There's a Glaring Ethical Problem at the Supreme Court

In some favorable Supreme Court–related news for a change, the institutional body may soon be held to a base level of transparency and accountability. That’s the aim of a constitutional administrative petition recently filed against the Court.


The petition, issued by Harry M. Snyder, a member of the State Bar of California, points out that "though they rule on the nation’s most influential cases, the justices of the Supreme Court are uniquely exempted from the basic set of ethical rules — the Code of Conduct for United States Judges — that governs all other federal judges."
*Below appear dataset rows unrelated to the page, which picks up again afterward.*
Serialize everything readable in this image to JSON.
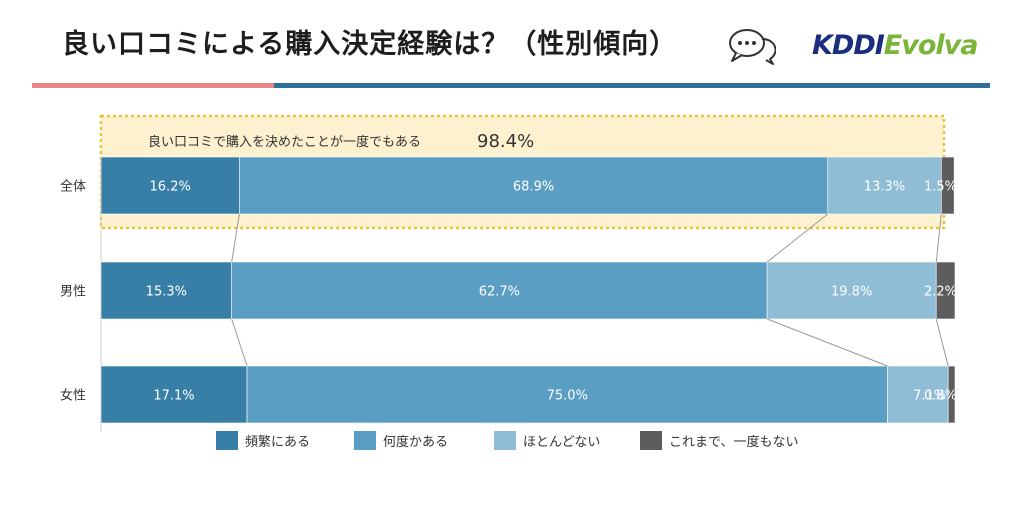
{
  "header": {
    "title": "良い口コミによる購入決定経験は？（性別傾向）",
    "logo_part1": "KDDI",
    "logo_part2": "Evolva",
    "chat_icon": "speech-bubbles-icon"
  },
  "annotation": {
    "text": "良い口コミで購入を決めたことが一度でもある",
    "value": "98.4%"
  },
  "colors": {
    "accent_left": "#e98787",
    "accent_right": "#2f6f9a",
    "highlight_fill": "#fdf1cf",
    "highlight_border": "#e8c33f"
  },
  "chart_data": {
    "type": "bar",
    "orientation": "horizontal",
    "stacked": true,
    "normalized": true,
    "categories": [
      "全体",
      "男性",
      "女性"
    ],
    "xlim": [
      0,
      100
    ],
    "unit": "%",
    "grid": false,
    "legend_position": "bottom",
    "series": [
      {
        "name": "頻繁にある",
        "color": "#387fa8",
        "values": [
          16.2,
          15.3,
          17.1
        ],
        "labels": [
          "16.2%",
          "15.3%",
          "17.1%"
        ]
      },
      {
        "name": "何度かある",
        "color": "#5b9ec3",
        "values": [
          68.9,
          62.7,
          75.0
        ],
        "labels": [
          "68.9%",
          "62.7%",
          "75.0%"
        ]
      },
      {
        "name": "ほとんどない",
        "color": "#8fbdd5",
        "values": [
          13.3,
          19.8,
          7.1
        ],
        "labels": [
          "13.3%",
          "19.8%",
          "7.1%"
        ]
      },
      {
        "name": "これまで、一度もない",
        "color": "#5d5d5d",
        "values": [
          1.5,
          2.2,
          0.8
        ],
        "labels": [
          "1.5%",
          "2.2%",
          "0.8%"
        ]
      }
    ]
  }
}
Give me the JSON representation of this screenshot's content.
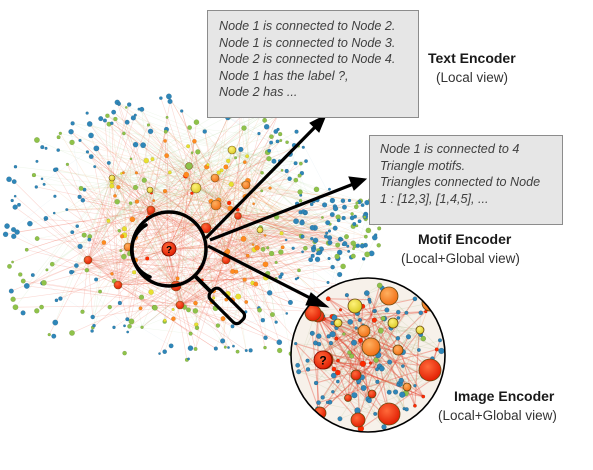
{
  "text_box": {
    "lines": [
      "Node 1 is connected to Node 2.",
      "Node 1 is connected to Node 3.",
      "Node 2 is connected to Node 4.",
      "Node 1 has the label ?,",
      "Node 2 has ..."
    ]
  },
  "motif_box": {
    "lines": [
      "Node 1 is connected to 4",
      "Triangle motifs.",
      "Triangles connected to Node",
      "1 : [12,3], [1,4,5], ..."
    ]
  },
  "encoders": {
    "text": {
      "title": "Text Encoder",
      "view": "(Local view)"
    },
    "motif": {
      "title": "Motif Encoder",
      "view": "(Local+Global view)"
    },
    "image": {
      "title": "Image Encoder",
      "view": "(Local+Global view)"
    }
  },
  "query_node_symbol": "?",
  "colors": {
    "arrow": "#000000",
    "node_red": "#ff2a00",
    "node_orange": "#ff8a1f",
    "node_yellow": "#e8e030",
    "node_green": "#8fc24a",
    "node_blue": "#2f86b8",
    "box_fill": "#e6e6e6"
  }
}
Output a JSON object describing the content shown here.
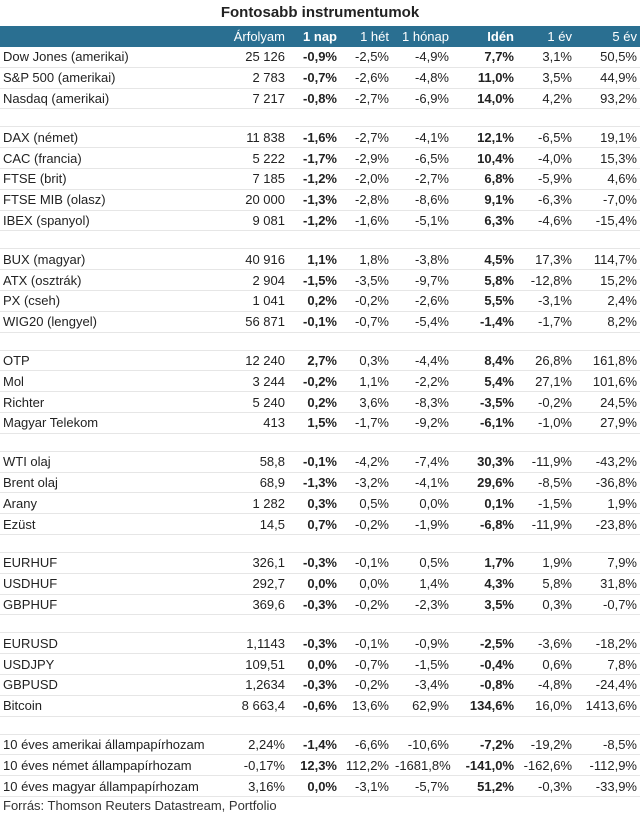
{
  "title": "Fontosabb instrumentumok",
  "headers": [
    "",
    "Árfolyam",
    "1 nap",
    "1 hét",
    "1 hónap",
    "Idén",
    "1 év",
    "5 év"
  ],
  "groups": [
    [
      [
        "Dow Jones (amerikai)",
        "25 126",
        "-0,9%",
        "-2,5%",
        "-4,9%",
        "7,7%",
        "3,1%",
        "50,5%"
      ],
      [
        "S&P 500 (amerikai)",
        "2 783",
        "-0,7%",
        "-2,6%",
        "-4,8%",
        "11,0%",
        "3,5%",
        "44,9%"
      ],
      [
        "Nasdaq (amerikai)",
        "7 217",
        "-0,8%",
        "-2,7%",
        "-6,9%",
        "14,0%",
        "4,2%",
        "93,2%"
      ]
    ],
    [
      [
        "DAX (német)",
        "11 838",
        "-1,6%",
        "-2,7%",
        "-4,1%",
        "12,1%",
        "-6,5%",
        "19,1%"
      ],
      [
        "CAC (francia)",
        "5 222",
        "-1,7%",
        "-2,9%",
        "-6,5%",
        "10,4%",
        "-4,0%",
        "15,3%"
      ],
      [
        "FTSE (brit)",
        "7 185",
        "-1,2%",
        "-2,0%",
        "-2,7%",
        "6,8%",
        "-5,9%",
        "4,6%"
      ],
      [
        "FTSE MIB (olasz)",
        "20 000",
        "-1,3%",
        "-2,8%",
        "-8,6%",
        "9,1%",
        "-6,3%",
        "-7,0%"
      ],
      [
        "IBEX (spanyol)",
        "9 081",
        "-1,2%",
        "-1,6%",
        "-5,1%",
        "6,3%",
        "-4,6%",
        "-15,4%"
      ]
    ],
    [
      [
        "BUX (magyar)",
        "40 916",
        "1,1%",
        "1,8%",
        "-3,8%",
        "4,5%",
        "17,3%",
        "114,7%"
      ],
      [
        "ATX (osztrák)",
        "2 904",
        "-1,5%",
        "-3,5%",
        "-9,7%",
        "5,8%",
        "-12,8%",
        "15,2%"
      ],
      [
        "PX (cseh)",
        "1 041",
        "0,2%",
        "-0,2%",
        "-2,6%",
        "5,5%",
        "-3,1%",
        "2,4%"
      ],
      [
        "WIG20 (lengyel)",
        "56 871",
        "-0,1%",
        "-0,7%",
        "-5,4%",
        "-1,4%",
        "-1,7%",
        "8,2%"
      ]
    ],
    [
      [
        "OTP",
        "12 240",
        "2,7%",
        "0,3%",
        "-4,4%",
        "8,4%",
        "26,8%",
        "161,8%"
      ],
      [
        "Mol",
        "3 244",
        "-0,2%",
        "1,1%",
        "-2,2%",
        "5,4%",
        "27,1%",
        "101,6%"
      ],
      [
        "Richter",
        "5 240",
        "0,2%",
        "3,6%",
        "-8,3%",
        "-3,5%",
        "-0,2%",
        "24,5%"
      ],
      [
        "Magyar Telekom",
        "413",
        "1,5%",
        "-1,7%",
        "-9,2%",
        "-6,1%",
        "-1,0%",
        "27,9%"
      ]
    ],
    [
      [
        "WTI olaj",
        "58,8",
        "-0,1%",
        "-4,2%",
        "-7,4%",
        "30,3%",
        "-11,9%",
        "-43,2%"
      ],
      [
        "Brent olaj",
        "68,9",
        "-1,3%",
        "-3,2%",
        "-4,1%",
        "29,6%",
        "-8,5%",
        "-36,8%"
      ],
      [
        "Arany",
        "1 282",
        "0,3%",
        "0,5%",
        "0,0%",
        "0,1%",
        "-1,5%",
        "1,9%"
      ],
      [
        "Ezüst",
        "14,5",
        "0,7%",
        "-0,2%",
        "-1,9%",
        "-6,8%",
        "-11,9%",
        "-23,8%"
      ]
    ],
    [
      [
        "EURHUF",
        "326,1",
        "-0,3%",
        "-0,1%",
        "0,5%",
        "1,7%",
        "1,9%",
        "7,9%"
      ],
      [
        "USDHUF",
        "292,7",
        "0,0%",
        "0,0%",
        "1,4%",
        "4,3%",
        "5,8%",
        "31,8%"
      ],
      [
        "GBPHUF",
        "369,6",
        "-0,3%",
        "-0,2%",
        "-2,3%",
        "3,5%",
        "0,3%",
        "-0,7%"
      ]
    ],
    [
      [
        "EURUSD",
        "1,1143",
        "-0,3%",
        "-0,1%",
        "-0,9%",
        "-2,5%",
        "-3,6%",
        "-18,2%"
      ],
      [
        "USDJPY",
        "109,51",
        "0,0%",
        "-0,7%",
        "-1,5%",
        "-0,4%",
        "0,6%",
        "7,8%"
      ],
      [
        "GBPUSD",
        "1,2634",
        "-0,3%",
        "-0,2%",
        "-3,4%",
        "-0,8%",
        "-4,8%",
        "-24,4%"
      ],
      [
        "Bitcoin",
        "8 663,4",
        "-0,6%",
        "13,6%",
        "62,9%",
        "134,6%",
        "16,0%",
        "1413,6%"
      ]
    ],
    [
      [
        "10 éves amerikai állampapírhozam",
        "2,24%",
        "-1,4%",
        "-6,6%",
        "-10,6%",
        "-7,2%",
        "-19,2%",
        "-8,5%"
      ],
      [
        "10 éves német állampapírhozam",
        "-0,17%",
        "12,3%",
        "112,2%",
        "-1681,8%",
        "-141,0%",
        "-162,6%",
        "-112,9%"
      ],
      [
        "10 éves magyar állampapírhozam",
        "3,16%",
        "0,0%",
        "-3,1%",
        "-5,7%",
        "51,2%",
        "-0,3%",
        "-33,9%"
      ]
    ]
  ],
  "source": "Forrás: Thomson Reuters Datastream, Portfolio"
}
The petition calls for the implementation of three basic measures:

  • The adoption of the Code of Conduct for United States judges
  • The creation of a committee to review and act on complaints to conflicts of interest
  • A requirement that recusals and refusals to recuse be disclosed publicly

Far from being a set of revolutionary reforms, these points reflect pre-existing ethical standards to which all other judges on the federal level are held. In calling for their implementation, the petition addresses the “structural lack of accountability” that has come to light in recent years.

Arriving at a time of upheaval for the court, the petition’s timing could not be more appropriate, especially given the many issues of accountability demonstrated by the late Associate Justice Antonin Scalia.

Two prominent examples in particular show the bias endemic to many of the court’s judicial decisions. In terms of conflicts of interest, the petition cites the prominent case of Justice Scalia’s refusal to recuse himself in a case brought against former Vice President Dick Cheney.

Despite the pair’s longstanding friendship, the court agreed to hear the case and as we know all too well, to this day Cheney remains free of criminal charges. In another example, Justice Breyer is invoked for his failure to recuse himself in the case of United States v. Booker, which sought to challenge sentencing guidelines Breyer himself helped create years earlier.

As the petition notes: “Is it any wonder that public approval of the Supreme Court is at a historic low of 43%?”

There’s also the more recent controversy surrounding Scalia’s “all-expenses paid” trips to the ranch of a former party in one of his cases.

Basically, given the ever-tipping scales that mark the U.S. justice system, the petition represents a much-needed weight cast on the side of sanity.